Understand how Incognia geolocation technology works
To use Incognia location technology for fraud detection and location spoofing detection within a mobile app, Incognia is deployed as a lightweight SDK and APIs that deliver a risk assessment with detailed evidence. Users of the app must also enable location permissions on their devices. In the network of 100 million devices with Incognia deployed, we see very high rates of users opt-in for using location permissions for fraud prevention.

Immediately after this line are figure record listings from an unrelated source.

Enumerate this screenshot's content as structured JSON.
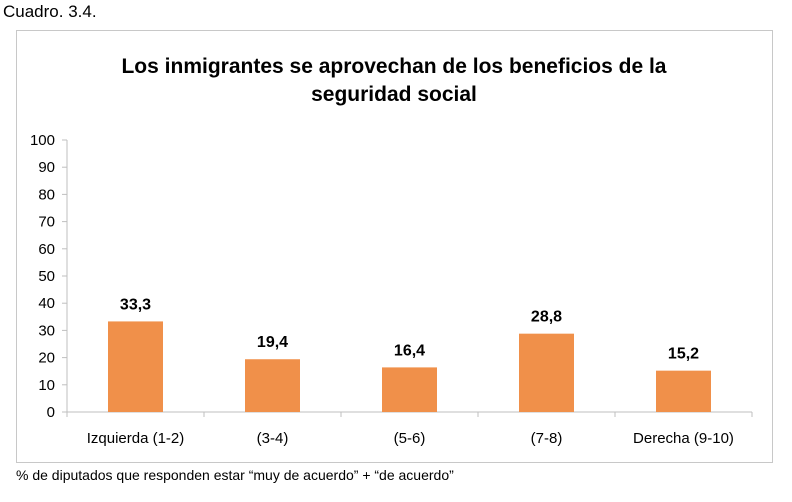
{
  "figure_caption": "Cuadro. 3.4.",
  "footnote": "% de diputados que responden estar “muy de acuerdo” + “de acuerdo”",
  "chart_data": {
    "type": "bar",
    "title_lines": [
      "Los inmigrantes se aprovechan de los beneficios de la",
      "seguridad social"
    ],
    "categories": [
      "Izquierda (1-2)",
      "(3-4)",
      "(5-6)",
      "(7-8)",
      "Derecha (9-10)"
    ],
    "values": [
      33.3,
      19.4,
      16.4,
      28.8,
      15.2
    ],
    "data_labels": [
      "33,3",
      "19,4",
      "16,4",
      "28,8",
      "15,2"
    ],
    "xlabel": "",
    "ylabel": "",
    "ylim": [
      0,
      100
    ],
    "yticks": [
      0,
      10,
      20,
      30,
      40,
      50,
      60,
      70,
      80,
      90,
      100
    ],
    "grid": false,
    "legend": "none",
    "bar_color": "#f0904a",
    "axis_color": "#bfbfbf"
  }
}
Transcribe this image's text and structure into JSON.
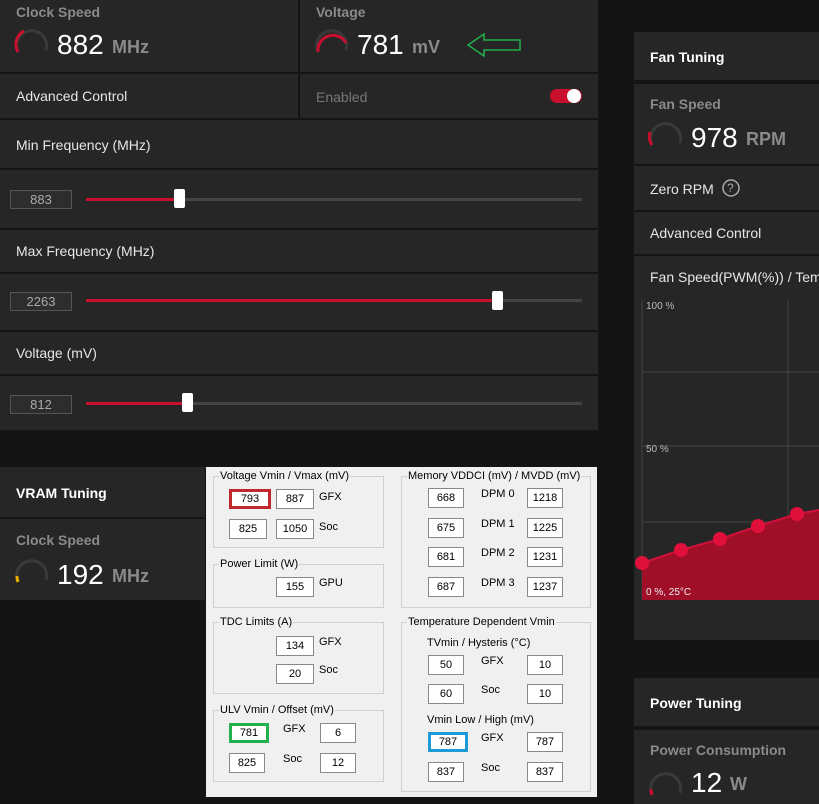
{
  "gpu_tuning": {
    "clock_speed": {
      "label": "Clock Speed",
      "value": 882,
      "unit": "MHz"
    },
    "voltage": {
      "label": "Voltage",
      "value": 781,
      "unit": "mV"
    },
    "advanced_control": {
      "label": "Advanced Control",
      "state": "Enabled"
    },
    "sliders": [
      {
        "label": "Min Frequency (MHz)",
        "value": 883
      },
      {
        "label": "Max Frequency (MHz)",
        "value": 2263
      },
      {
        "label": "Voltage (mV)",
        "value": 812
      }
    ]
  },
  "vram_tuning": {
    "title": "VRAM Tuning",
    "label": "Clock Speed",
    "value": 192,
    "unit": "MHz"
  },
  "fan_tuning": {
    "title": "Fan Tuning",
    "label": "Fan Speed",
    "value": 978,
    "unit": "RPM",
    "zero_rpm": "Zero RPM",
    "help": "?",
    "advanced_control": "Advanced Control",
    "curve_title": "Fan Speed(PWM(%)) / Temp",
    "y_top": "100 %",
    "y_mid": "50 %",
    "origin": "0 %, 25°C"
  },
  "power_tuning": {
    "title": "Power Tuning",
    "label": "Power Consumption",
    "value": 12,
    "unit": "W"
  },
  "overlay": {
    "voltage_vmin_vmax": {
      "title": "Voltage Vmin / Vmax (mV)",
      "rows": [
        {
          "min": 793,
          "max": 887,
          "label": "GFX"
        },
        {
          "min": 825,
          "max": 1050,
          "label": "Soc"
        }
      ]
    },
    "power_limit": {
      "title": "Power Limit (W)",
      "rows": [
        {
          "value": 155,
          "label": "GPU"
        }
      ]
    },
    "tdc_limits": {
      "title": "TDC Limits (A)",
      "rows": [
        {
          "value": 134,
          "label": "GFX"
        },
        {
          "value": 20,
          "label": "Soc"
        }
      ]
    },
    "ulv": {
      "title": "ULV Vmin / Offset (mV)",
      "rows": [
        {
          "vmin": 781,
          "label": "GFX",
          "offset": 6
        },
        {
          "vmin": 825,
          "label": "Soc",
          "offset": 12
        }
      ]
    },
    "memory": {
      "title": "Memory VDDCI (mV) / MVDD (mV)",
      "rows": [
        {
          "vddci": 668,
          "label": "DPM 0",
          "mvdd": 1218
        },
        {
          "vddci": 675,
          "label": "DPM 1",
          "mvdd": 1225
        },
        {
          "vddci": 681,
          "label": "DPM 2",
          "mvdd": 1231
        },
        {
          "vddci": 687,
          "label": "DPM 3",
          "mvdd": 1237
        }
      ]
    },
    "temperature_vmin": {
      "title": "Temperature Dependent Vmin",
      "tvmin_title": "TVmin / Hysteris (°C)",
      "tvmin_rows": [
        {
          "tvmin": 50,
          "label": "GFX",
          "hysteresis": 10
        },
        {
          "tvmin": 60,
          "label": "Soc",
          "hysteresis": 10
        }
      ],
      "vmin_title": "Vmin Low / High (mV)",
      "vmin_rows": [
        {
          "low": 787,
          "label": "GFX",
          "high": 787
        },
        {
          "low": 837,
          "label": "Soc",
          "high": 837
        }
      ]
    }
  }
}
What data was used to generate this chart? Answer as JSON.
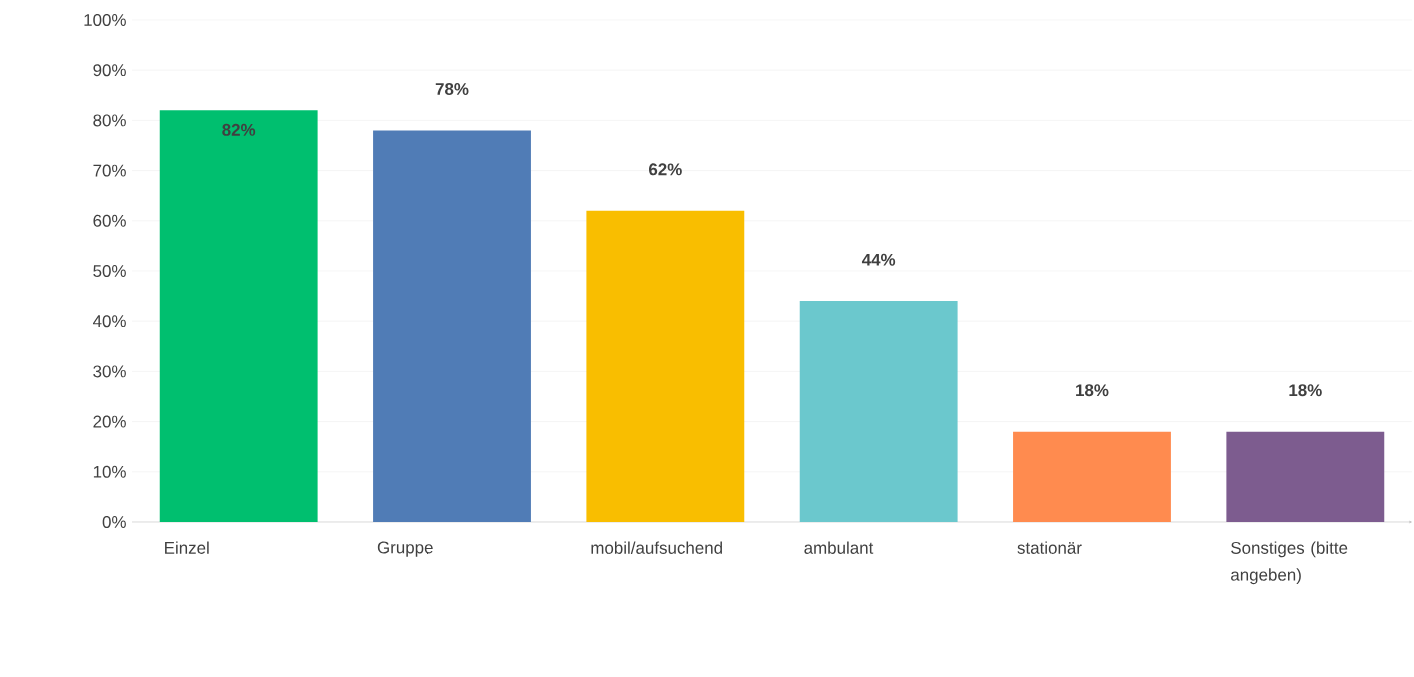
{
  "chart_data": {
    "type": "bar",
    "categories": [
      "Einzel",
      "Gruppe",
      "mobil/aufsuchend",
      "ambulant",
      "stationär",
      "Sonstiges (bitte angeben)"
    ],
    "values": [
      82,
      78,
      62,
      44,
      18,
      18
    ],
    "colors": [
      "#00bf6f",
      "#507cb6",
      "#f9be00",
      "#6bc8cd",
      "#ff8b4f",
      "#7d5c8f"
    ],
    "value_labels": [
      "82%",
      "78%",
      "62%",
      "44%",
      "18%",
      "18%"
    ],
    "ylim": [
      0,
      100
    ],
    "yticks": [
      {
        "value": 0,
        "label": "0%"
      },
      {
        "value": 10,
        "label": "10%"
      },
      {
        "value": 20,
        "label": "20%"
      },
      {
        "value": 30,
        "label": "30%"
      },
      {
        "value": 40,
        "label": "40%"
      },
      {
        "value": 50,
        "label": "50%"
      },
      {
        "value": 60,
        "label": "60%"
      },
      {
        "value": 70,
        "label": "70%"
      },
      {
        "value": 80,
        "label": "80%"
      },
      {
        "value": 90,
        "label": "90%"
      },
      {
        "value": 100,
        "label": "100%"
      }
    ],
    "grid": "y"
  }
}
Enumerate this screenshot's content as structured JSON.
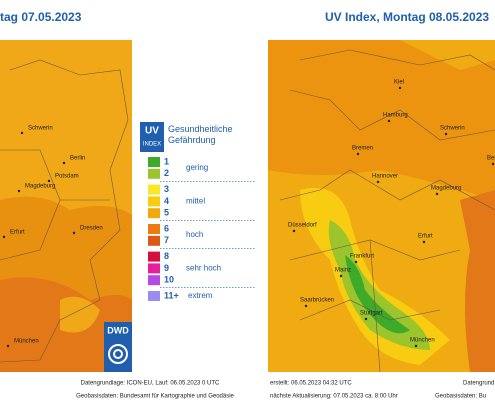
{
  "left_map": {
    "title": "tag 07.05.2023",
    "cities": [
      "Schwerin",
      "Berlin",
      "Potsdam",
      "Magdeburg",
      "Erfurt",
      "Dresden",
      "München"
    ],
    "footer": [
      "Datengrundlage: ICON-EU, Lauf: 06.05.2023 0 UTC",
      "Geobasisdaten: Bundesamt für Kartographie und Geodäsie"
    ]
  },
  "right_map": {
    "title": "UV Index, Montag 08.05.2023",
    "cities": [
      "Kiel",
      "Hamburg",
      "Schwerin",
      "Bremen",
      "Berlin",
      "Hannover",
      "Magdeburg",
      "Düsseldorf",
      "Erfurt",
      "Frankfurt",
      "Mainz",
      "Saarbrücken",
      "Stuttgart",
      "München"
    ],
    "footer": [
      "erstellt: 06.05.2023 04:32 UTC",
      "nächste Aktualisierung: 07.05.2023 ca. 8:00 Uhr",
      "Datengrund",
      "Geobasisdaten: Bu"
    ]
  },
  "legend": {
    "badge": "UV",
    "badge_sub": "INDEX",
    "heading": "Gesundheitliche Gefährdung",
    "levels": [
      {
        "label": "1",
        "color": "#3daa2a"
      },
      {
        "label": "2",
        "color": "#9cc42c"
      },
      {
        "label": "3",
        "color": "#f8e826"
      },
      {
        "label": "4",
        "color": "#f8cc10"
      },
      {
        "label": "5",
        "color": "#f0aa10"
      },
      {
        "label": "6",
        "color": "#ec7c10"
      },
      {
        "label": "7",
        "color": "#dc5818"
      },
      {
        "label": "8",
        "color": "#d4103c"
      },
      {
        "label": "9",
        "color": "#e6209a"
      },
      {
        "label": "10",
        "color": "#b44ce4"
      },
      {
        "label": "11+",
        "color": "#9a8cf0"
      }
    ],
    "groups": [
      "gering",
      "mittel",
      "hoch",
      "sehr hoch",
      "extrem"
    ]
  },
  "logo": "DWD"
}
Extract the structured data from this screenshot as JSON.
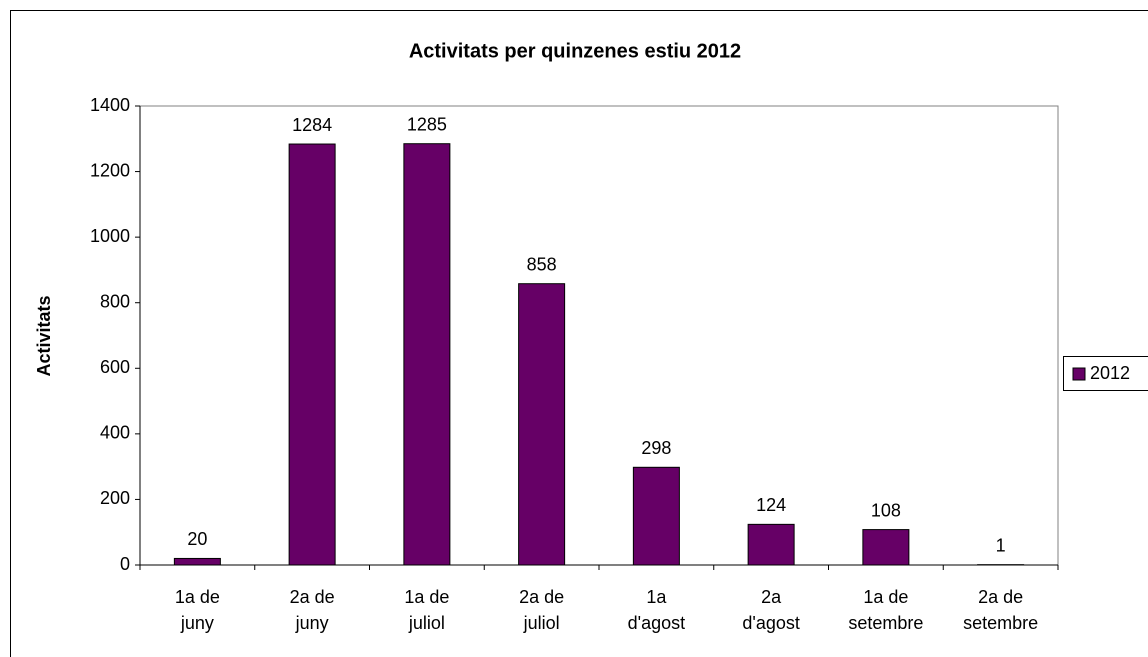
{
  "chart_data": {
    "type": "bar",
    "title": "Activitats per quinzenes estiu 2012",
    "y_label": "Activitats",
    "categories": [
      "1a de\njuny",
      "2a de\njuny",
      "1a de\njuliol",
      "2a de\njuliol",
      "1a\nd'agost",
      "2a\nd'agost",
      "1a de\nsetembre",
      "2a de\nsetembre"
    ],
    "series": [
      {
        "name": "2012",
        "color": "#660066",
        "values": [
          20,
          1284,
          1285,
          858,
          298,
          124,
          108,
          1
        ]
      }
    ],
    "ylim": [
      0,
      1400
    ],
    "yticks": [
      0,
      200,
      400,
      600,
      800,
      1000,
      1200,
      1400
    ],
    "grid": false,
    "legend": "right"
  }
}
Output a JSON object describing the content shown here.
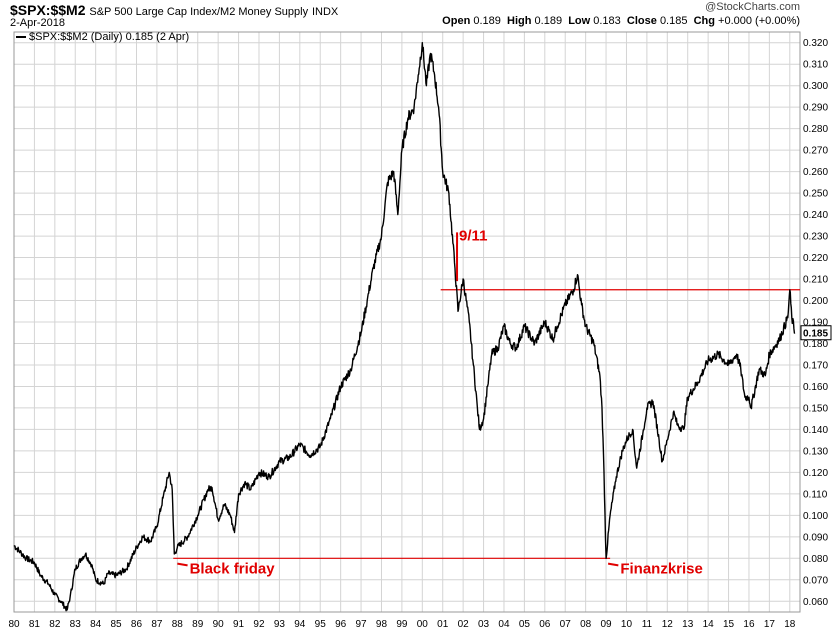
{
  "header": {
    "symbol": "$SPX:$$M2",
    "description": "S&P 500 Large Cap Index/M2 Money Supply",
    "exchange": "INDX",
    "date": "2-Apr-2018",
    "brand": "@StockCharts.com",
    "open_label": "Open",
    "open_value": "0.189",
    "high_label": "High",
    "high_value": "0.189",
    "low_label": "Low",
    "low_value": "0.183",
    "close_label": "Close",
    "close_value": "0.185",
    "chg_label": "Chg",
    "chg_value": "+0.000 (+0.00%)"
  },
  "legend": "$SPX:$$M2 (Daily) 0.185 (2 Apr)",
  "colors": {
    "line": "#000000",
    "annotation": "#e00000",
    "grid": "#d4d4d4",
    "last_value_box": "#ffffff"
  },
  "chart_data": {
    "type": "line",
    "title": "",
    "xlabel": "",
    "ylabel": "",
    "xlim": [
      1980.0,
      2018.5
    ],
    "ylim": [
      0.055,
      0.325
    ],
    "x_tick_labels": [
      "80",
      "81",
      "82",
      "83",
      "84",
      "85",
      "86",
      "87",
      "88",
      "89",
      "90",
      "91",
      "92",
      "93",
      "94",
      "95",
      "96",
      "97",
      "98",
      "99",
      "00",
      "01",
      "02",
      "03",
      "04",
      "05",
      "06",
      "07",
      "08",
      "09",
      "10",
      "11",
      "12",
      "13",
      "14",
      "15",
      "16",
      "17",
      "18"
    ],
    "y_tick_labels": [
      "0.060",
      "0.070",
      "0.080",
      "0.090",
      "0.100",
      "0.110",
      "0.120",
      "0.130",
      "0.140",
      "0.150",
      "0.160",
      "0.170",
      "0.180",
      "0.190",
      "0.200",
      "0.210",
      "0.220",
      "0.230",
      "0.240",
      "0.250",
      "0.260",
      "0.270",
      "0.280",
      "0.290",
      "0.300",
      "0.310",
      "0.320"
    ],
    "grid": true,
    "last_value_label": "0.185",
    "series": [
      {
        "x": [
          1980.0,
          1980.3,
          1980.6,
          1981.0,
          1981.3,
          1981.7,
          1982.0,
          1982.3,
          1982.6,
          1982.75,
          1983.0,
          1983.3,
          1983.5,
          1983.8,
          1984.0,
          1984.4,
          1984.6,
          1985.0,
          1985.5,
          1986.0,
          1986.3,
          1986.7,
          1987.0,
          1987.3,
          1987.6,
          1987.75,
          1987.85,
          1988.0,
          1988.5,
          1989.0,
          1989.5,
          1989.7,
          1990.0,
          1990.3,
          1990.6,
          1990.8,
          1991.0,
          1991.3,
          1991.6,
          1992.0,
          1992.5,
          1993.0,
          1993.5,
          1994.0,
          1994.5,
          1995.0,
          1995.5,
          1996.0,
          1996.5,
          1997.0,
          1997.3,
          1997.6,
          1998.0,
          1998.3,
          1998.6,
          1998.8,
          1999.0,
          1999.3,
          1999.6,
          1999.8,
          2000.0,
          2000.2,
          2000.4,
          2000.6,
          2000.8,
          2001.0,
          2001.3,
          2001.6,
          2001.75,
          2002.0,
          2002.3,
          2002.5,
          2002.7,
          2002.8,
          2003.0,
          2003.2,
          2003.4,
          2003.7,
          2004.0,
          2004.3,
          2004.6,
          2005.0,
          2005.5,
          2006.0,
          2006.4,
          2006.6,
          2007.0,
          2007.4,
          2007.6,
          2007.8,
          2008.0,
          2008.4,
          2008.7,
          2008.8,
          2008.9,
          2009.0,
          2009.2,
          2009.5,
          2009.8,
          2010.0,
          2010.3,
          2010.5,
          2010.8,
          2011.0,
          2011.3,
          2011.6,
          2011.75,
          2012.0,
          2012.3,
          2012.5,
          2012.8,
          2013.0,
          2013.5,
          2014.0,
          2014.5,
          2015.0,
          2015.4,
          2015.6,
          2015.8,
          2016.0,
          2016.1,
          2016.5,
          2016.8,
          2017.0,
          2017.5,
          2017.9,
          2018.0,
          2018.1,
          2018.25
        ],
        "y": [
          0.086,
          0.083,
          0.08,
          0.078,
          0.072,
          0.068,
          0.063,
          0.06,
          0.056,
          0.062,
          0.075,
          0.08,
          0.082,
          0.077,
          0.07,
          0.068,
          0.073,
          0.072,
          0.075,
          0.085,
          0.09,
          0.088,
          0.095,
          0.108,
          0.12,
          0.112,
          0.082,
          0.085,
          0.09,
          0.1,
          0.112,
          0.113,
          0.098,
          0.105,
          0.1,
          0.092,
          0.11,
          0.115,
          0.112,
          0.12,
          0.118,
          0.125,
          0.127,
          0.133,
          0.128,
          0.132,
          0.145,
          0.16,
          0.168,
          0.185,
          0.2,
          0.215,
          0.23,
          0.255,
          0.26,
          0.24,
          0.27,
          0.285,
          0.29,
          0.305,
          0.32,
          0.3,
          0.315,
          0.305,
          0.29,
          0.26,
          0.25,
          0.215,
          0.195,
          0.21,
          0.19,
          0.17,
          0.15,
          0.14,
          0.145,
          0.16,
          0.175,
          0.178,
          0.188,
          0.18,
          0.178,
          0.188,
          0.18,
          0.19,
          0.182,
          0.188,
          0.198,
          0.205,
          0.212,
          0.198,
          0.188,
          0.18,
          0.165,
          0.15,
          0.12,
          0.08,
          0.1,
          0.118,
          0.13,
          0.135,
          0.14,
          0.122,
          0.138,
          0.15,
          0.153,
          0.135,
          0.125,
          0.135,
          0.148,
          0.142,
          0.14,
          0.155,
          0.162,
          0.172,
          0.175,
          0.17,
          0.175,
          0.168,
          0.155,
          0.155,
          0.15,
          0.168,
          0.165,
          0.175,
          0.182,
          0.192,
          0.205,
          0.192,
          0.185
        ]
      }
    ],
    "annotations": [
      {
        "type": "hline",
        "y": 0.205,
        "x_from": 2000.9,
        "x_to": 2018.5
      },
      {
        "type": "hline",
        "y": 0.08,
        "x_from": 1987.8,
        "x_to": 2009.2
      },
      {
        "type": "text",
        "text": "9/11",
        "x": 2001.8,
        "y": 0.228,
        "pointer_to": [
          2001.7,
          0.209
        ]
      },
      {
        "type": "text",
        "text": "Black friday",
        "x": 1988.6,
        "y": 0.073,
        "pointer_to": [
          1988.0,
          0.0775
        ]
      },
      {
        "type": "text",
        "text": "Finanzkrise",
        "x": 2009.7,
        "y": 0.073,
        "pointer_to": [
          2009.1,
          0.0775
        ]
      }
    ]
  }
}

Best practices on messaging for location permission show that when the description of why the location is used is clear and provides direct value to the user, opt-in rates are high. The acceptance percentage will be smaller if the permission request is hidden or linked to a feature that does not give real value. Incognia detects location points and collects location data solely to protect the user and prevent fraud.
Location Environments
Each location has a unique signature of GPS coordinates and available WiFi, Bluetooth, and cellular network signals. Incognia maps and correlates these signatures to create unique environments and uses this information to identify a device's location with high precision and accuracy, even indoors.
Location Fingerprint
Each user has a unique location behavior pattern, like a location fingerprint, that comprises frequently visited locations specific to that user. As the user moves location, this location fingerprint is constantly changing and updating, making it extremely difficult to mimic or forge.
Trusted Locations
The highly frequented locations by the user and device are classified as the user’s trusted locations. When Incognia detects that a user is in a trusted location, there is a higher probability of the transaction being legitimate and a lower risk for fraud.
Location Detection
Incognia uses geofencing and activity recognition techniques to detect if a device has significantly displaced its position. By scanning Wi-Fi and Bluetooth signals, Incognia can detect displacements in position and confirm that the device is at a different location or returning to an already mapped location without pulling GPS coordinates every time. This technique also minimizes battery consumption on the device to 0.5% in 24 hours.
Behavior Watchlist
Incognia location technology is deployed in over 100 million devices providing a powerful network effect. Devices and locations associated with fraud or suspicious behaviors are added to the Incognia Behavior Watchlist. As a customer of Incognia, any device or location on the watchlist will be indicated in the evidence list. This information will be used in the risk assessment.